For a long time, e-commerce and environmental sustainability seemed mutually exclusive. One is driven by the “bottom line”, making the most revenue, while prioritizing customers’ needs. The other is concerned with prioritizing environmental factors while building the “conscious consumer.” However, the two concepts of e-commerce and sustainability can be mutually reinforcing. At the end of the day, a priority for both is about driving efficiencies. Bringing digital expertise and sustainable practices together should be at the forefront of strategic thinking.

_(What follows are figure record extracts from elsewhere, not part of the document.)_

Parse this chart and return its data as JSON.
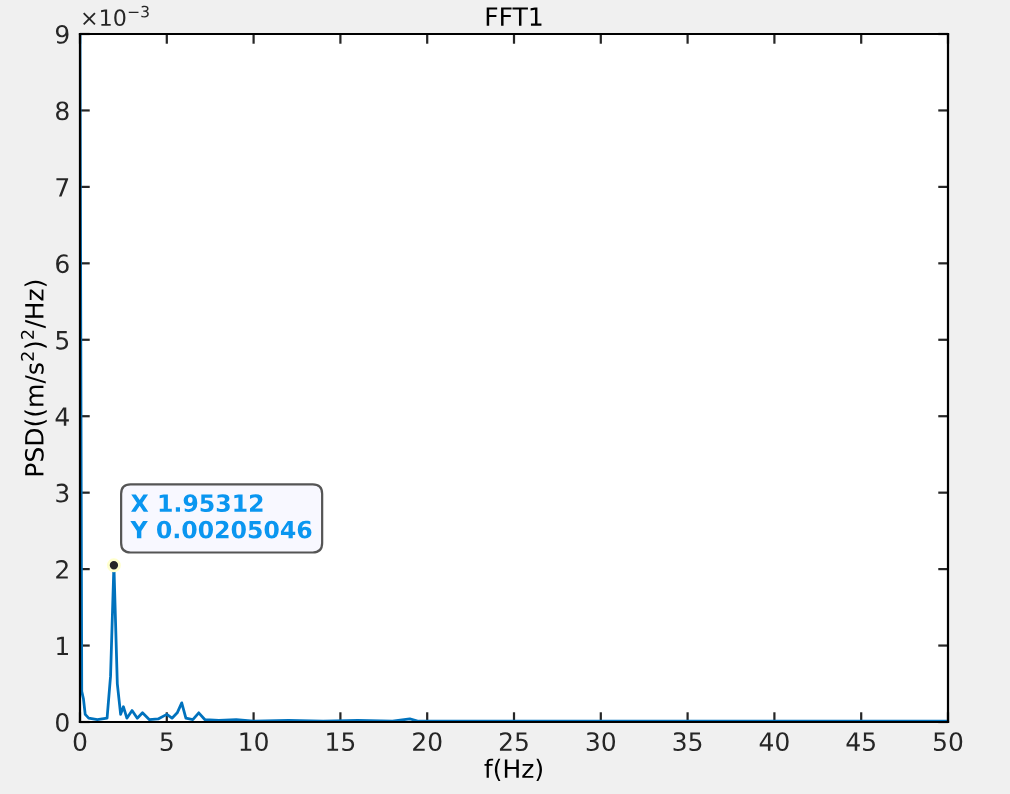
{
  "chart_data": {
    "type": "line",
    "title": "FFT1",
    "xlabel": "f(Hz)",
    "ylabel": "PSD((m/s$^{2}$)$^{2}$/Hz)",
    "series": [
      {
        "color": "#0072bd",
        "x": [
          0,
          0.1,
          0.2,
          0.3,
          0.5,
          1.0,
          1.56,
          1.76,
          1.95312,
          2.15,
          2.34,
          2.5,
          2.7,
          3.0,
          3.3,
          3.6,
          4.0,
          4.5,
          5.0,
          5.3,
          5.6,
          5.86,
          6.1,
          6.5,
          6.84,
          7.2,
          8,
          9,
          10,
          12,
          14,
          16,
          18,
          19,
          19.5,
          22,
          25,
          30,
          35,
          40,
          45,
          50
        ],
        "values": [
          9,
          0.4,
          0.3,
          0.1,
          0.05,
          0.03,
          0.05,
          0.6,
          2.05,
          0.5,
          0.1,
          0.2,
          0.05,
          0.15,
          0.05,
          0.12,
          0.03,
          0.04,
          0.1,
          0.05,
          0.12,
          0.25,
          0.05,
          0.03,
          0.12,
          0.03,
          0.02,
          0.03,
          0.01,
          0.02,
          0.01,
          0.02,
          0.01,
          0.04,
          0.01,
          0.01,
          0.01,
          0.01,
          0.01,
          0.01,
          0.01,
          0.01
        ]
      }
    ],
    "xlim": [
      0,
      50
    ],
    "xticks": [
      0,
      5,
      10,
      15,
      20,
      25,
      30,
      35,
      40,
      45,
      50
    ],
    "ylim": [
      0,
      9
    ],
    "yticks": [
      0,
      1,
      2,
      3,
      4,
      5,
      6,
      7,
      8,
      9
    ],
    "annotations": [
      "×10$^{−3}$",
      {
        "text": "X 1.95312\nY 0.00205046",
        "x": 1.95312,
        "y": 2.05
      }
    ],
    "grid": false,
    "marker": "none",
    "line_style": "solid"
  }
}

Is e-commerce sustainable?
Though there has been big movements toward green commerce and for brands investing in becoming more sustainable in e-commerce practices, in general e-commerce is not a very environmentally friendly business. It’s frequently the opposite. We now live in a world where the average customer on an e-commerce platform needs instant fulfillment of their needs. They will choose the quickest and cheapest delivery method even if that means a delivery driver travels an hour each way for a $5 item in a single use plastic. Customers love the convenience of e-commerce, but as brands start cultivating the conscious consumer, increasingly customers will also value brand purpose and trust.

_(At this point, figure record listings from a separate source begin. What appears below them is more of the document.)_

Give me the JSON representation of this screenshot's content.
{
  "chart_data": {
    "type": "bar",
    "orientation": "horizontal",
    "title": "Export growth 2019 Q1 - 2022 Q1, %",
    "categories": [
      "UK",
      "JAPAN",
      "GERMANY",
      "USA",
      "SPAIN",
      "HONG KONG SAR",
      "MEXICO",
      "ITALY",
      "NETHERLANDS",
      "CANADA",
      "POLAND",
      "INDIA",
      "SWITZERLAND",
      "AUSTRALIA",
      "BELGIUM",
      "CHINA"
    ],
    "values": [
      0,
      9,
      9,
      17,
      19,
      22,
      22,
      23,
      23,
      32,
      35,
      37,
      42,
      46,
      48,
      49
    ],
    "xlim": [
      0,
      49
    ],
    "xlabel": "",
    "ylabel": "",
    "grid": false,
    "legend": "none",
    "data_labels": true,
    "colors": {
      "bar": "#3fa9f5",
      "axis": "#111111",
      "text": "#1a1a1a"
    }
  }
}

A global study reveals that consumers are four to six times more likely to purchase, protect, and champion purpose-driven companies:
This is especially true when we look at the younger generational cohorts. Research shows that younger shoppers want to buy from brands and companies that are transparent and committed to making a positive impact. Commitment in this area will build brand loyalty, yielding stronger reputation, brand affinity, and bottom-line results.
Elder Man Giving Blue Earth In The Child Hands.
Incentivize Your Consumers to be more conscious!
Retailers, like Patagonia, attract the conscious and value driven consumer and impact sustainability in a direct way. It offers a clear example of building a brand of purpose. One of Patagonia’s key value statements is to “cause no unnecessary harm.” Since 1985, 1% of all Patagonia’s sales go toward preservation and restoration of the natural environment. Consumers understand directly how their purchases from Patagonia make an impact. This is the perfect brand for a conscious consumer.
However, for the “not so conscious consumer” (or business), there is an opportunity for brands to change mindsets, drive revenue, and cultivate sustainable practices indirectly. For example, Amazon, which is credited for generating millions of pounds of plastic waste a year, has now given consumers the option to pick “No-rush shipping” or your “Amazon day delivery” which will delay delivery times, but also consolidate and minimize the number of packages at a customer’s door. So, if someone were to order five different items that could be delivered on five different days, with the option of “No-rush shipping” or “Amazon day delivery”, many items could ship together in one package. So now the consumer has a choice: Do I want this item now or later?
From a business perspective, delaying delivery helps take pressure off the supply chain. From a sustainability perspective it helps decrease carbon emissions and limit waste in packaging. Yet, most consumers don’t want to add additional wait time to their deliveries. But this is where brands have an opportunity to incentivize. Amazon offers $1 digital credit if a customer delays shipment. Though they are initially motivated by the incentive, this often becomes a habit for consumers that they understand the value of delaying shipment, and are no longer waiting or in need of an incentive to make sustainable purchasing decisions.
Investing in sustainable practices while still driving revenue for your brand starts with creating clear business goals. Invest in initiatives that accelerate the development of safer and more sustainable products and services, and find the right partners and suppliers to work with. Measure your progress and share the results publicly to educate your customer base and motivate them to make more purpose-driven, sustainable choices in their e-commerce interactions.